Three Editing Secrets to Improve Your Manuscript

You’ve done it! After months and months of hard work and sleepless nights, you’ve finally finished your first draft. Time to send it off to agents and publishers? Think again. This is where the hard work really starts.

Now it’s time to go back to your first page and begin all over again. It sounds soul destroying when put like that but actually turning your first draft into a polished manuscript can be the most rewarding part of the writing process.

Here are some tips about how to go about it:

  1. Take a Step Back

To be objective you might want to step away from your novel for a while. This is the time to go on long walks or out for lazy lunches. Not only do you deserve the break, it will also give you the chance to come back to your work with a fresh pair of eyes.

  1. Read Your Manuscript in One Sitting

This may sound daunting but it will enable you to see the bigger picture. Instead of worrying about individual sentences, assess your novel in its entirety. By reading it in one go you’ll spot plot and character inconsistencies as well as passages that need tightening.

  1. Question, Question and Question

Does the novel have a clear beginning, middle and end? Are the characters engaging and three dimensional? Are they driving your plot or vice versa? Is there enough conflict? What does your protagonist want? What are the barriers to them achieving their goal?

By looking at your novel in this way, through the eyes or a reader rather than a writer, you will end up with a manuscript that is nuanced and compelling.

And most importantly by taking the time to edit carefully you’ll end up with a piece of writing you can be truly proud of. Good luck!

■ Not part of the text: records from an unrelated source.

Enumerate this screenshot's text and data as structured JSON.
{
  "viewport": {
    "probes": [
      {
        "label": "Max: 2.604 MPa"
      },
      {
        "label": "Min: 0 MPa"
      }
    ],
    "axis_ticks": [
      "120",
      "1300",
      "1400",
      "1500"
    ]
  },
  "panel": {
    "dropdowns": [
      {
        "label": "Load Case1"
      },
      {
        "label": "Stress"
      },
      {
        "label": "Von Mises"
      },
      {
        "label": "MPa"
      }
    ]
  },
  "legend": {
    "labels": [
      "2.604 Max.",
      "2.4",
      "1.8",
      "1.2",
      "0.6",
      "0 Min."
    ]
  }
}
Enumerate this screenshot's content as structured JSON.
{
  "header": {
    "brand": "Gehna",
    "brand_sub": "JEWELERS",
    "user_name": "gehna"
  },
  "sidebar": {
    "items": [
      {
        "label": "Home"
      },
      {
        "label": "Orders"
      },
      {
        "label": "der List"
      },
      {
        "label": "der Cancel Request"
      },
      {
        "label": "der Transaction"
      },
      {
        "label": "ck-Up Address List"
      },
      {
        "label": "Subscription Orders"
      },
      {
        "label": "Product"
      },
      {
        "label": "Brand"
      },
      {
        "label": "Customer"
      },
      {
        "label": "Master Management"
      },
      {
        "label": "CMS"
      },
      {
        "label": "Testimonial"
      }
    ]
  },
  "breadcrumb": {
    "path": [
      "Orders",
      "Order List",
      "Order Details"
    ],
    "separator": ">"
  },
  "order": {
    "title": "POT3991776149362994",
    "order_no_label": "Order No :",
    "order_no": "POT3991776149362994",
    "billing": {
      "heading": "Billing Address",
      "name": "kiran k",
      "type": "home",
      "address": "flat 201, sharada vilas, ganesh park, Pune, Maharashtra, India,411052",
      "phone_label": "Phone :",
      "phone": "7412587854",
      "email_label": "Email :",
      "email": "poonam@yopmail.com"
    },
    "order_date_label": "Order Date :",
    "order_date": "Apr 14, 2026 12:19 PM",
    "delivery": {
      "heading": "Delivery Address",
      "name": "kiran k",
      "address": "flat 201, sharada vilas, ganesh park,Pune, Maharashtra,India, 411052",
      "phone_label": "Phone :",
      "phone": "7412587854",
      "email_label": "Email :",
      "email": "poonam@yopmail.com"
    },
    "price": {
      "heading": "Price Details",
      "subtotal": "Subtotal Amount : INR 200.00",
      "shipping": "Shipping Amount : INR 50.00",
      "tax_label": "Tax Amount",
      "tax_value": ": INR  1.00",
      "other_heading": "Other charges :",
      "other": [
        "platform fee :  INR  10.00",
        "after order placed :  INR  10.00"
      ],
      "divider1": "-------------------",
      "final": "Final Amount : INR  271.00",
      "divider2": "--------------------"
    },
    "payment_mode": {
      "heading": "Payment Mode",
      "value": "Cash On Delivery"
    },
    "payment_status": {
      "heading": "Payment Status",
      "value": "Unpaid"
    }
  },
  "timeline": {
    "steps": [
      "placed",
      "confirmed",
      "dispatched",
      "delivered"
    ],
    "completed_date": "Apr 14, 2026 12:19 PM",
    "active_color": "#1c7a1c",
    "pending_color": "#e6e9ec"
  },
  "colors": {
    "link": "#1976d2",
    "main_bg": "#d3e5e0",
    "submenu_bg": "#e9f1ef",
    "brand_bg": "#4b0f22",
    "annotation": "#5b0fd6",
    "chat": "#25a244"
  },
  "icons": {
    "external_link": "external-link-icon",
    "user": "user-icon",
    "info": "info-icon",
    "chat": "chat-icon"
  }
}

Secret to Writing Great Dialogue

Struggling to make your dialogue authentic? Try eavesdropping. On the bus. In restaurants. Standing in line at the check-out. It doesn’t matter where you do it- just make sure you have a notebook handy.

Look for:

  • The pauses between the conversation, and where the speakers pick up and drop off from each other
  • How one person dominates or leads
  • Unusual expressions or contractions
  • How it flows

Earwigging on random conversations is a time-honoured technique used by countless well known writers.

As Charles Haas (screenwriter- Gremlins 2, Matinee and Over the Edge) said:

“I do pay attention to what people are saying. I think it’s a good writing technique because it builds up one’s ear for dialogue and vernacular.”

The most convincing dialogue comes from real people in real situations. By listening to how people talk to each other you can identify different speech patterns and come up with some great lines. Plus, if you’re a bit nosy like me, you can have a lot of fun too!

My favourite eavesdrop came a few weeks ago at a pub in Shepherd’s Bush.

‘I don’t fancy locust, babe,’ a man said into his cell-phone shaking his head and sleeving beer foam off his top lip.

I’ve no idea what they were talking about but I am glad I wasn’t invited round for supper.